The purpose of this is to show that...

true for n=1 causes the equality to be true for n=2,

true for n=2 causes the equality to be true for n=3,

true for n=3 causes the equality to be true for n=4....

all the way to infinity

then you can see by thinking about it that an infinite chain of cause and effect

has been set up between adjacent terms.

Hence we express the k+1 version in terms of the k version

to see if there is a cause and effect relationship.

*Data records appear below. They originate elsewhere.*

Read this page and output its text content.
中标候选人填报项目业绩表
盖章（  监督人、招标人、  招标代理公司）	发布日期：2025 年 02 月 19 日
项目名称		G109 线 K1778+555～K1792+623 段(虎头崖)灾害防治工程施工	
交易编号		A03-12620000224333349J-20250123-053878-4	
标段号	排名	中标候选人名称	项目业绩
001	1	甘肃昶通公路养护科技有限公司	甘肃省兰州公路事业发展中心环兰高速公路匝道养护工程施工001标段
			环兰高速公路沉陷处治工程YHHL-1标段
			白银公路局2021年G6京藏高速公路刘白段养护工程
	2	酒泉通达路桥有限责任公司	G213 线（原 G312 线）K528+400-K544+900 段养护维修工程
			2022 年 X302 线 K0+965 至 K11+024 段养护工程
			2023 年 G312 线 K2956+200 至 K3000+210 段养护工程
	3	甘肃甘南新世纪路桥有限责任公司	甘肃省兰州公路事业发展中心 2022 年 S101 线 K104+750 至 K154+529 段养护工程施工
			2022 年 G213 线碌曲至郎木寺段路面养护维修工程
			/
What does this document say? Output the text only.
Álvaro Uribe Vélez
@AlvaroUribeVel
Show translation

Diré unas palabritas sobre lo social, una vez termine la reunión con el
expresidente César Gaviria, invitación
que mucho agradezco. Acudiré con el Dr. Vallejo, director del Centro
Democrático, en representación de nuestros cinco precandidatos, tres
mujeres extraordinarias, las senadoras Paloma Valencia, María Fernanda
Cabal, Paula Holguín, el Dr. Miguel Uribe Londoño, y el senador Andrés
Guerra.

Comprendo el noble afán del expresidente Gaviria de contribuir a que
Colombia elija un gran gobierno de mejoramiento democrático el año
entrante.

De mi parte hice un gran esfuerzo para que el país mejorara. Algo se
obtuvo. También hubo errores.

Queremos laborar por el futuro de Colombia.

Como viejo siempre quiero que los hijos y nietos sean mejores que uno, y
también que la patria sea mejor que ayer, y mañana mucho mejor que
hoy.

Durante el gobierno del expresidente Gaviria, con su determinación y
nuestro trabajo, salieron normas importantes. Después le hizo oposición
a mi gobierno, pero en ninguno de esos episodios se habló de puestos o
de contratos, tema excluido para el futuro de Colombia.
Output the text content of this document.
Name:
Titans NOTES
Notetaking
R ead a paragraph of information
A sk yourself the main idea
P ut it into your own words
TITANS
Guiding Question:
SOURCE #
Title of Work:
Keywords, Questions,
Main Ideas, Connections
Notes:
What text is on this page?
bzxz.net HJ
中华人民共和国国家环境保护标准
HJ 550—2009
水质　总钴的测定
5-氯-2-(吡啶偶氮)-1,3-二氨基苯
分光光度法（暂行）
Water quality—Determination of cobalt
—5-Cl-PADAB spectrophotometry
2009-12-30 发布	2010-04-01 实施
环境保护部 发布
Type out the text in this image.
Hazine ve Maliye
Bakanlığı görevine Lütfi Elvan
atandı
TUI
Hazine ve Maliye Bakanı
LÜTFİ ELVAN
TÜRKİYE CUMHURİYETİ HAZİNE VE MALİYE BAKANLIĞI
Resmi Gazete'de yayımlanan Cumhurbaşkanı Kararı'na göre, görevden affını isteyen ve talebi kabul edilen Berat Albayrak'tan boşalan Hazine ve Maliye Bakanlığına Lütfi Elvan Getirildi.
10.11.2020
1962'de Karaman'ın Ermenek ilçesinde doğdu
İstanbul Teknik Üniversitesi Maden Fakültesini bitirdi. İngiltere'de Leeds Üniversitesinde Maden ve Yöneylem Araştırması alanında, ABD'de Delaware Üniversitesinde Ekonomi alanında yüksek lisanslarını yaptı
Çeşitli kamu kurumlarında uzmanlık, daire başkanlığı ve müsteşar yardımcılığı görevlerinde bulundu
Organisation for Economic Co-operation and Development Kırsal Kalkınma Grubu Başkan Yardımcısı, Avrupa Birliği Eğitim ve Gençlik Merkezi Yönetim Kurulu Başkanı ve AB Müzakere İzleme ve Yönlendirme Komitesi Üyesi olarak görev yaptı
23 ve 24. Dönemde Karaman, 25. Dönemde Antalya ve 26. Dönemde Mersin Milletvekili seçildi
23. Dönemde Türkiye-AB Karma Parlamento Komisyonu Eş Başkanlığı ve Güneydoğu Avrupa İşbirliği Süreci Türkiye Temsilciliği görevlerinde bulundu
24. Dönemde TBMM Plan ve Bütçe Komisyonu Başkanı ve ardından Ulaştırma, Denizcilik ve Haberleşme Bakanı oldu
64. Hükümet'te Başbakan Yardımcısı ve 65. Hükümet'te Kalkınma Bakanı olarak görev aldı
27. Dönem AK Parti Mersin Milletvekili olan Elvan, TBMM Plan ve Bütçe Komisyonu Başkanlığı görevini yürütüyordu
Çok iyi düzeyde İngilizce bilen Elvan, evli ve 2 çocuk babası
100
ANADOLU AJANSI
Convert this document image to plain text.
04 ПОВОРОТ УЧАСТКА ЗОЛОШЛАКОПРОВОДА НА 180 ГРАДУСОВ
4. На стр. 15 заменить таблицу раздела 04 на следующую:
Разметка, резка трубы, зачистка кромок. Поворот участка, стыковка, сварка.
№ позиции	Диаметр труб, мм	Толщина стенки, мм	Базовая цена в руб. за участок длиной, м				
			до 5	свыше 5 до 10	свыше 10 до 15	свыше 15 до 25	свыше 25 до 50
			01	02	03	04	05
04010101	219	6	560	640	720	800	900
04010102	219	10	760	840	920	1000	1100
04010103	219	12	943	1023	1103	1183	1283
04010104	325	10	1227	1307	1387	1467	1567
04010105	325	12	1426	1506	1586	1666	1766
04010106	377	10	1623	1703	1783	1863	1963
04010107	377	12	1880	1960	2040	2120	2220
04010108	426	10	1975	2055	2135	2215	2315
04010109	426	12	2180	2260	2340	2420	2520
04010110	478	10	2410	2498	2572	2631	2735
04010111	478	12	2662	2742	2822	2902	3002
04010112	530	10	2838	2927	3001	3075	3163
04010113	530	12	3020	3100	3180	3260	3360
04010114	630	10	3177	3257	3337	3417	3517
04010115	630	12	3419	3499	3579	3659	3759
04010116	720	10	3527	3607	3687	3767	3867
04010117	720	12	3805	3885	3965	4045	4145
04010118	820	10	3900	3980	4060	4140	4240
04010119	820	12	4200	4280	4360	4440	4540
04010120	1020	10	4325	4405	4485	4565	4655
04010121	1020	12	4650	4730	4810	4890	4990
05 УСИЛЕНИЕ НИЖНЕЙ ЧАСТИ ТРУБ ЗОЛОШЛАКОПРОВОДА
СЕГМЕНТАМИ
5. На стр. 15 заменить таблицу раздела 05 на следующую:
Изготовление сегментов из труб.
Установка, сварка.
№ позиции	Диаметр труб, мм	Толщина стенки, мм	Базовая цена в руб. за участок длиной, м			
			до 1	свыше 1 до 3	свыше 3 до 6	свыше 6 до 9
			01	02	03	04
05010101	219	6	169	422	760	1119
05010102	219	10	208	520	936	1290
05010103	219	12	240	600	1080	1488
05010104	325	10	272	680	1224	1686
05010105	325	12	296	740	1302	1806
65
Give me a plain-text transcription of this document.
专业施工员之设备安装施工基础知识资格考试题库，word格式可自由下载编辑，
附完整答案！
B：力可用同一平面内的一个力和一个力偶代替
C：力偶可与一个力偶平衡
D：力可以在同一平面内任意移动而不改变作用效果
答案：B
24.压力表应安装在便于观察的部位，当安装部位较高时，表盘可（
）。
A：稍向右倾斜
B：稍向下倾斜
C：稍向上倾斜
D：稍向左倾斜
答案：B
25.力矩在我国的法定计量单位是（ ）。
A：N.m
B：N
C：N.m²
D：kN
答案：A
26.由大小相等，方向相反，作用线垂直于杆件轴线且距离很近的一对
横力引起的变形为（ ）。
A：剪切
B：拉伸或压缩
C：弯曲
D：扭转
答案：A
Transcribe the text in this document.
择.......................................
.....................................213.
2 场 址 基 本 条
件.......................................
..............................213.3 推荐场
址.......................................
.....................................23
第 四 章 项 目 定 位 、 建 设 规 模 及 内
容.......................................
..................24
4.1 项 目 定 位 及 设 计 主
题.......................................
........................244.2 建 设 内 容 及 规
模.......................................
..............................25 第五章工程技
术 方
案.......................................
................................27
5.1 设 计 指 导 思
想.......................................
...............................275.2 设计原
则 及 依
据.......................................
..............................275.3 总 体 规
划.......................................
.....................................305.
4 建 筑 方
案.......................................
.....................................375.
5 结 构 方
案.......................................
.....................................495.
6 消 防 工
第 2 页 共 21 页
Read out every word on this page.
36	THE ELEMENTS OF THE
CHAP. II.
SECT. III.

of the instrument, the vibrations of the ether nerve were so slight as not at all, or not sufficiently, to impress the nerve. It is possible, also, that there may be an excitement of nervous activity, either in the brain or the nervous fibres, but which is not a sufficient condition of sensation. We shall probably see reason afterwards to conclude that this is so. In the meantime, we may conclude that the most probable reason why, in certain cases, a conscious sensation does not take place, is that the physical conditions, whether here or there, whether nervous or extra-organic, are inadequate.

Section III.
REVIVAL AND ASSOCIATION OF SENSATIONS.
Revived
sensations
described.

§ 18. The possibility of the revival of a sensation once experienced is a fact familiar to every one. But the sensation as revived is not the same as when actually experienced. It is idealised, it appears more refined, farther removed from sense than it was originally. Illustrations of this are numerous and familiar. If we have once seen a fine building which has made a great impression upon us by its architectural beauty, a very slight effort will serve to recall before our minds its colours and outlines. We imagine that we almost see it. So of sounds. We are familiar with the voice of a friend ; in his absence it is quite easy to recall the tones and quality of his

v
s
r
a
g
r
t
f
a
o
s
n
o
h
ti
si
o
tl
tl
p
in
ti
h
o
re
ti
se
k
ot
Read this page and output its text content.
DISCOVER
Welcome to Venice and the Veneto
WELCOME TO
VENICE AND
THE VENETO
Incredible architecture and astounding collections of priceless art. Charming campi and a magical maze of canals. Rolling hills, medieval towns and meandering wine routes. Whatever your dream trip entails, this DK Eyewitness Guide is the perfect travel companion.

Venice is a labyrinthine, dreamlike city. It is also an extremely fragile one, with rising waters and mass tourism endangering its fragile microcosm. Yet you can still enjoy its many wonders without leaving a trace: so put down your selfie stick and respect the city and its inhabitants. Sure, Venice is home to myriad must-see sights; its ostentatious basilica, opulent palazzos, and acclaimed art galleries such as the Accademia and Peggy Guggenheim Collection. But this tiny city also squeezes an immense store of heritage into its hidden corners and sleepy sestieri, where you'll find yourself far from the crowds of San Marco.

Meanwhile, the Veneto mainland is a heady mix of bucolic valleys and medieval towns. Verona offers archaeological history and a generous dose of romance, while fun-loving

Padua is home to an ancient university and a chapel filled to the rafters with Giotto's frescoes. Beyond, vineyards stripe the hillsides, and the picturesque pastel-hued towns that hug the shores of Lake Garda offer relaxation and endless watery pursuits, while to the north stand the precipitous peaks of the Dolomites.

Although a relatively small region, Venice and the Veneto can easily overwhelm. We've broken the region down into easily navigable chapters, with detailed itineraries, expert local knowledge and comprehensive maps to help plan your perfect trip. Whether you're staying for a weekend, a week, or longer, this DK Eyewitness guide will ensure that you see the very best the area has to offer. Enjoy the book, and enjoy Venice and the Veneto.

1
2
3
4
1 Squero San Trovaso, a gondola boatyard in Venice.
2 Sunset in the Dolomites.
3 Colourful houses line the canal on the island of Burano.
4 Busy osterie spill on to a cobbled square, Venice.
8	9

Essentially, this is why part b) is written as it is.

$\displaystyle 1+7+19+...+(3k^2-3k+1)=k^3$ ?

If it is then examining

$\displaystyle 1+7+19+...(3k^2-3k+1)+\left[3(k+1)^2-3(k+1)+1\right]$

which is the sum of (k+1) terms,

and examining if this is $\displaystyle (k+1)^3$ __if__ the sum of k terms is $\displaystyle k^3,$ we get

$\displaystyle k^3+3(k+1)^2-3(k+1)+1=k^3+3(k^2+2k+1)-3(k+1)+1$

$\displaystyle =k^3+3k^2+6k+3-3k-3+1=k^3+3k^2+3k+1$

which is $\displaystyle (k+1)^3,$ since

$\displaystyle (k+1)^3=(k+1)^2(k+1)=\left(k^2+2k+1\right)(k+1)$$\displaystyle =k^3+k^2+2k^2+2k+k+1=k^3+3k^2+3k+1$

Hence, the equality being true for some term n=k causes the equality to be true for the next term n=k+1.

Therefore there is an infinite chain of cause and effect.

If the equality is true for n=1, this causes the equality to be true for all n.